Quando vige un ordine sociale ingiusto, il disordine è il primo passo per instaurare un ordine sociale giusto.
Non esistono eccezioni, né scorciatoie. La situazione per cui la società passa dall’ordine ingiusto all’ordine giusto senza disordine non è mai esistita e mai esisterà.
Le imponenti manifestazioni di settembre e ottobre contro la complicità del governo Meloni con il genocidio in corso in Palestina hanno creato molto disordine. Anche se non è stato sufficiente per rovesciare il governo Meloni e sostituirlo con un governo partigiano del popolo palestinese, quel disordine è stato un campanello d’allarme per tutta la classe dominante.
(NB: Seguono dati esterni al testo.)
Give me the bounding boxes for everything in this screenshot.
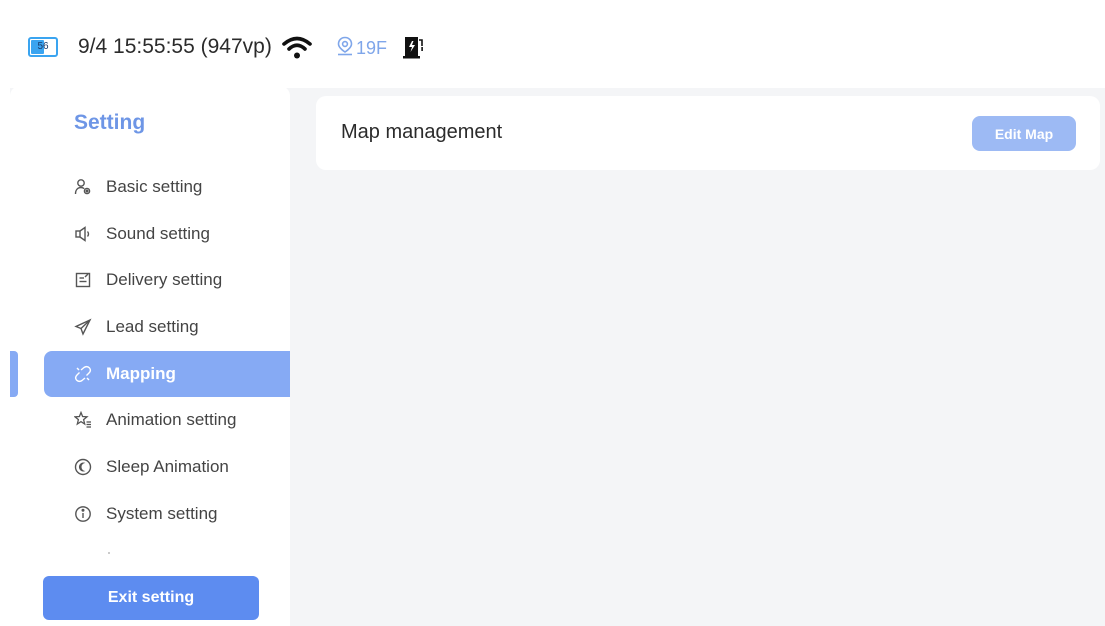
sidebar-item-label: Sound setting [106,224,210,243]
sidebar-item-label: Basic setting [106,177,203,196]
charging-station-icon [402,34,428,65]
sidebar-item-label: System setting [106,504,218,523]
user-gear-icon [74,178,92,196]
sidebar-title: Setting [74,111,146,134]
sidebar-item-delivery-setting[interactable]: Delivery setting [44,257,290,303]
sidebar-item-lead-setting[interactable]: Lead setting [44,304,290,350]
status-bar: 56 9/4 15:55:55 (947vp) 19F [0,0,1105,88]
floor-label: 19F [356,38,388,58]
scroll-indicator [108,552,110,554]
location-pin-icon [336,36,354,61]
send-icon [74,318,92,336]
floor-indicator: 19F [336,36,387,61]
sidebar-item-sound-setting[interactable]: Sound setting [44,211,290,257]
clipboard-edit-icon [74,271,92,289]
sidebar-item-label: Sleep Animation [106,457,229,476]
sidebar-item-basic-setting[interactable]: Basic setting [44,164,290,210]
sidebar-item-label: Animation setting [106,410,237,429]
edit-map-button[interactable]: Edit Map [972,116,1076,151]
sidebar-item-system-setting[interactable]: System setting [44,491,290,537]
battery-icon: 56 [28,37,58,57]
sidebar-item-label: Lead setting [106,317,199,336]
speaker-icon [74,225,92,243]
status-clock: 9/4 15:55:55 (947vp) [78,35,272,58]
sidebar-item-label: Delivery setting [106,270,223,289]
sidebar-item-animation-setting[interactable]: Animation setting [44,397,290,443]
sidebar-item-label: Mapping [106,364,176,383]
active-item-marker [10,351,18,397]
info-icon [74,505,92,523]
moon-icon [74,458,92,476]
card-title: Map management [341,121,503,143]
wifi-icon [282,36,312,65]
sidebar-item-sleep-animation[interactable]: Sleep Animation [44,444,290,490]
exit-setting-button[interactable]: Exit setting [43,576,259,620]
sidebar-item-mapping[interactable]: Mapping [44,351,290,397]
mapping-icon [74,365,92,383]
stars-icon [74,411,92,429]
battery-level: 56 [37,41,49,52]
Quelle mobilitazioni sono state una spallata al legalitarismo ereditato dal movimento popolare del nostro paese conseguentemente all’influenza dei revisionisti moderni alla guida del movimento comunista italiano e della sinistra borghese che li ha sostituiti dopo il loro declino. Manifestazioni di legalitarismo ci sono state anche nelle mobilitazioni di settembre e di ottobre, in forme più o meno dispiegate.
Sono state manifestazioni di legalitarismo le argomentazioni di chi, da sinistra, alimentava la criminalizzazione che il governo Meloni ha provato a fare delle mobilitazioni: la divisione fra manifestanti buoni e manifestanti cattivi, la condanna “degli scontri” e delle iniziative di lotta “che creano disagi”, ecc.
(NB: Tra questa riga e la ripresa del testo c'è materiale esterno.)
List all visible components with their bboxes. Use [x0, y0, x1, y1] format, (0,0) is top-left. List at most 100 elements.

Tuttavia, il fenomeno è stato poco significativo perché il movimento popolare ha continuato a perseguire obiettivi e forme di lotta radicali, fin dalla parola d’ordine “blocchiamo tutto” e chi, da sinistra, ha accennato a riaccendere la solfa della divisione fra buoni e cattivi è stato isolato.
Sono state manifestazioni di legalitarismo, più gravi delle precedenti, le scene in cui una parte di chi era in piazza ha provato a sostituirsi alle forze dell’ordine per isolare “i violenti” con cordoni di contenimento o per difendere gli obiettivi – tutti legittimi – delle iniziative di lotta. Sono entrati in scena i famosi “pompieri delle mobilitazioni”.
La loro funzione è stata molto limitata, a partire dal fatto che loro stessi erano pochi e rappresentativi di altrettanto esigui settori di manifestanti. Con la loro sconsiderata condotta hanno tuttavia contribuito ad alimentare i tentativi di criminalizzazione che venivano dal governo.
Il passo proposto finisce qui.